O valor máximo estimado para um ano de contrato será de R$ 204,758 milhões, com base na média de cinco empresas às quais se pediram orçamentos para embasar a licitação. O contrato inicial, firmado em 2020 com a Terracom Construções Ltda., teve prorrogações. A última delas vencerá na próxima terça-feira, com custo atualizado em R$ 144,922 milhões por ano.

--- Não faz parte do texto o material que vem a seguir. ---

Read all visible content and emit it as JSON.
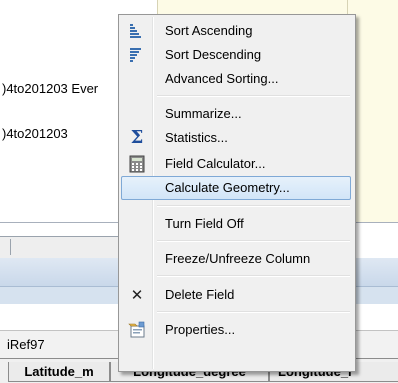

Significa que o preço máximo estimado agora pela Administração é 41,3% superior ao que se paga por ano atualmente. Mas não deve ser atingido, pois vencerá a disputa, marcada para 12 de fevereiro, a concorrente que
propuser o menor valor. Ao contrário do que se fez em Santos, por exemplo, a Prefeitura de Guarujá não aceitará a formação de consórcios: empresas poderão participar apenas individualmente. De acordo com o edital, porque “a execução do objeto”, de “elevada complexidade operacional, caráter essencial, ampla capilaridade territorial e demanda por gestão integrada em tempo real, não comporta fragmentação entre diversas empresas”.
Na agenda
Estão confirmados os horários das audiências da próxima terça-feira, em Brasília, nas quais se levarão demandas do Polo Industrial de Cubatão ao Governo Federal.
Com servidores
Em termos absolutos, os gastos totais do Legislativo com servidores passaram de R$ 74,609 milhões para R$ 81,433 milhões de 2024 para 2025. Estão distantes dos limites impostos pela Lei de Responsabilidade Fiscal. O texto é de 6% da receita líquida, com limite prudencial de 5,7%. Este último equivaleria a R$ 271,455 milhões.